Art. 14 Suspension and termination
- If there are good grounds for fearing that the purchaser is unable or unwilling or will be unable to fulfil its obligations, and in the event of bankruptcy, suspension of payment, closure, liquidation or the whole or partial transfer of the purchaser's business, the supplier shall have the right to demand appropriate security for all contractual obligations of the purchaser (whether immediately due or not) and, pending such security, to suspend performance of the agreement. If such security is not provided within a reasonable period set by the supplier, the supplier shall have the right to dissolve the agreement in whole or in part. The supplier shall have these powers in addition to its other rights under the law, the agreement and these terms and conditions.
- If the buyer fails to fulfil an obligation under an agreement with the supplier, or fails to do so on time or properly, the supplier is entitled to suspend the execution of the agreement and/or to dissolve the agreement.
- Upon suspension and dissolution according to paragraphs 1 and 2, the supplier has the right to store, at the buyer's expense and risk, raw materials, materials, parts, and other items purchased, reserved, processed, and manufactured by him for the execution of the agreement. The supplier may also opt for sale or destruction at the buyer's expense. In the event of suspension and dissolution according to paragraphs 1 and 2, the supplier is entitled to full compensation for damages, but is not obliged to pay compensation himself.

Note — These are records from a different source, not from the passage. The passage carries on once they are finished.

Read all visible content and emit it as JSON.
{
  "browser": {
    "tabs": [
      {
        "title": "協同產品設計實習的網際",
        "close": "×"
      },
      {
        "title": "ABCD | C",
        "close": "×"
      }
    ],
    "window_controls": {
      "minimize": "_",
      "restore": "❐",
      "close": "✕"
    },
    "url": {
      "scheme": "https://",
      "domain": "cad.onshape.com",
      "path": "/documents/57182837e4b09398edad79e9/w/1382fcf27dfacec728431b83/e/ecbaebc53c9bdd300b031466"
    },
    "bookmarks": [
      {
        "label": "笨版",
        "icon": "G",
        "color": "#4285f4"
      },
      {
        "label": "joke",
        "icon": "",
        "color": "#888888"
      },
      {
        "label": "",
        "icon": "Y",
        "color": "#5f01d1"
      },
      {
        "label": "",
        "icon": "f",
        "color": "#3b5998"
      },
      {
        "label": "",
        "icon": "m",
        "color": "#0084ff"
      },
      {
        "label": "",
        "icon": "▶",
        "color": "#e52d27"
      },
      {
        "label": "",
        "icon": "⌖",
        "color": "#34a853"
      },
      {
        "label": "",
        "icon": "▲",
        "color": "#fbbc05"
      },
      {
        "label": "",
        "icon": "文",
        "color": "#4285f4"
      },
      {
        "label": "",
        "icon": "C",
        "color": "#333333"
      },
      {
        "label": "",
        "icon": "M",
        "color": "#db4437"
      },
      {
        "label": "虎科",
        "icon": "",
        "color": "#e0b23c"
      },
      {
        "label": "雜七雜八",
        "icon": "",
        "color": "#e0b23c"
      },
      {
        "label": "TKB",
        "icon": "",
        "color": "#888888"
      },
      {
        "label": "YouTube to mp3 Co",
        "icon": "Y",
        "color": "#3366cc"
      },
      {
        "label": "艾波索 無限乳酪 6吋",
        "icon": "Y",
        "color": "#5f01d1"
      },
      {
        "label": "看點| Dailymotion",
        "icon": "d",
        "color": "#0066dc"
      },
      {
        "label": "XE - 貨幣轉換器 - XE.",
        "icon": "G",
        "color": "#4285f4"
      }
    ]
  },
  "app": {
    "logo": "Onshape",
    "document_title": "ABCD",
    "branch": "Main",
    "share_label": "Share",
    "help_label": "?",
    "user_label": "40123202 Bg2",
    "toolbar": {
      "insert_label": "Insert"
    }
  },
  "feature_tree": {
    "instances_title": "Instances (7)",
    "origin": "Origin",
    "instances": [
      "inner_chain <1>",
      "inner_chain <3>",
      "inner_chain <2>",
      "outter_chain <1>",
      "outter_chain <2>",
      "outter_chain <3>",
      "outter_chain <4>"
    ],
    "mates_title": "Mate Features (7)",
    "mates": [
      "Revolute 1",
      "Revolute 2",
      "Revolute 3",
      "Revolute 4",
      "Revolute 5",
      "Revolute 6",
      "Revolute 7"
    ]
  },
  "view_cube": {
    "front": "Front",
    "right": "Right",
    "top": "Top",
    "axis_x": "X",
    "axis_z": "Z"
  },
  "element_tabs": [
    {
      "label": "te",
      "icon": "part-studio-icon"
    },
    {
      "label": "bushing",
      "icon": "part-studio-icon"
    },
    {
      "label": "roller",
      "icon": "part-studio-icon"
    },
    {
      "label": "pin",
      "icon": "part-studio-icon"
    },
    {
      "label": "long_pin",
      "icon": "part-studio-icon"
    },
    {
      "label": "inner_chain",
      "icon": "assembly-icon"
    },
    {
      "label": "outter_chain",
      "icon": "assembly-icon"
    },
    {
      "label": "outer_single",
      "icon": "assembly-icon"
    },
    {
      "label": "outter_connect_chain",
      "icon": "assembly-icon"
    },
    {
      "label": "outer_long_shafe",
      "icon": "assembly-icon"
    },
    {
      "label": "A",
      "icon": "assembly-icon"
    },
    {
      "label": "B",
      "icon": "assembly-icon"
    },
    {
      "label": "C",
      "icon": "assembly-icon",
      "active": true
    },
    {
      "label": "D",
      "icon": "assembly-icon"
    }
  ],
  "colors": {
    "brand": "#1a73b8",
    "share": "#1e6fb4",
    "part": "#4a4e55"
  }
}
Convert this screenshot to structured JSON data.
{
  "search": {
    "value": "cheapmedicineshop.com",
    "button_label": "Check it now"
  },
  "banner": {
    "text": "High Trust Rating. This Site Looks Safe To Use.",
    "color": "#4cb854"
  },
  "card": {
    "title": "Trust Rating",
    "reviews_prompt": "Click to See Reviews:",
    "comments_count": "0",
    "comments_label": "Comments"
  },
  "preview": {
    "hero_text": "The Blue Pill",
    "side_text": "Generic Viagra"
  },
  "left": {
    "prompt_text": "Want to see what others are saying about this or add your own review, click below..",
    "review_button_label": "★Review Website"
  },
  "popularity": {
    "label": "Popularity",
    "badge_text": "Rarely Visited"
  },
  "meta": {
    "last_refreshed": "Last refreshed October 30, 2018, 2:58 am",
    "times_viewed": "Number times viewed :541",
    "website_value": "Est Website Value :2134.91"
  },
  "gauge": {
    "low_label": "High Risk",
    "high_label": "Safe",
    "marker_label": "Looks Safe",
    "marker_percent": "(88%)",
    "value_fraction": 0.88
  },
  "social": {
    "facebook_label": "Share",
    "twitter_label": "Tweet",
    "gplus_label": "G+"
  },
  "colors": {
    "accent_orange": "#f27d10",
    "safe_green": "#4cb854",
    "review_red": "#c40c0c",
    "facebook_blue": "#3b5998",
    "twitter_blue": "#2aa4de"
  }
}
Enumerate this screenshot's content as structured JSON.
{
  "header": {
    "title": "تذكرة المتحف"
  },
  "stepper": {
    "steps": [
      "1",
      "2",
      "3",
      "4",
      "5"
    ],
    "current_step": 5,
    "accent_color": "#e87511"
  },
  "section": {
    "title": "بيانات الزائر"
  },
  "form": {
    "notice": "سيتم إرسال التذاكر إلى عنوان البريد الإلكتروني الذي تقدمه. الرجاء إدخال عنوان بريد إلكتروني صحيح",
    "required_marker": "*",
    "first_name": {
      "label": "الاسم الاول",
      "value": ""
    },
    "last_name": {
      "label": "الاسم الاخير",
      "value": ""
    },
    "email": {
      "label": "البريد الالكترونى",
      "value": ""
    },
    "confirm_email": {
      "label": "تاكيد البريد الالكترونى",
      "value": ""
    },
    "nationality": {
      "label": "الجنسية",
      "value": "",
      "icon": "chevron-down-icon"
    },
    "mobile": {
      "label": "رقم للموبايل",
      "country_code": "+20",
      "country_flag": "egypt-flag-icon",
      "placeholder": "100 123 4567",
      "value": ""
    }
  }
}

- If the buyer terminates the agreement without the prior written consent of the seller, they shall be obliged to pay the full price without prior notice, less any costs saved by the seller.
Article 15 Disputes
Any disputes arising from the agreement and any subsequent agreements shall be settled by the competent Dutch court in the supplier's district, unless mandatory law dictates otherwise.
Article 16 Applicable law
All agreements to which these terms and conditions apply shall be governed by the laws of the Netherlands, excluding the choice of law and conflict of laws rules of private international law. The applicability of the United Nations Convention on Contracts for the International Sale of Goods is excluded.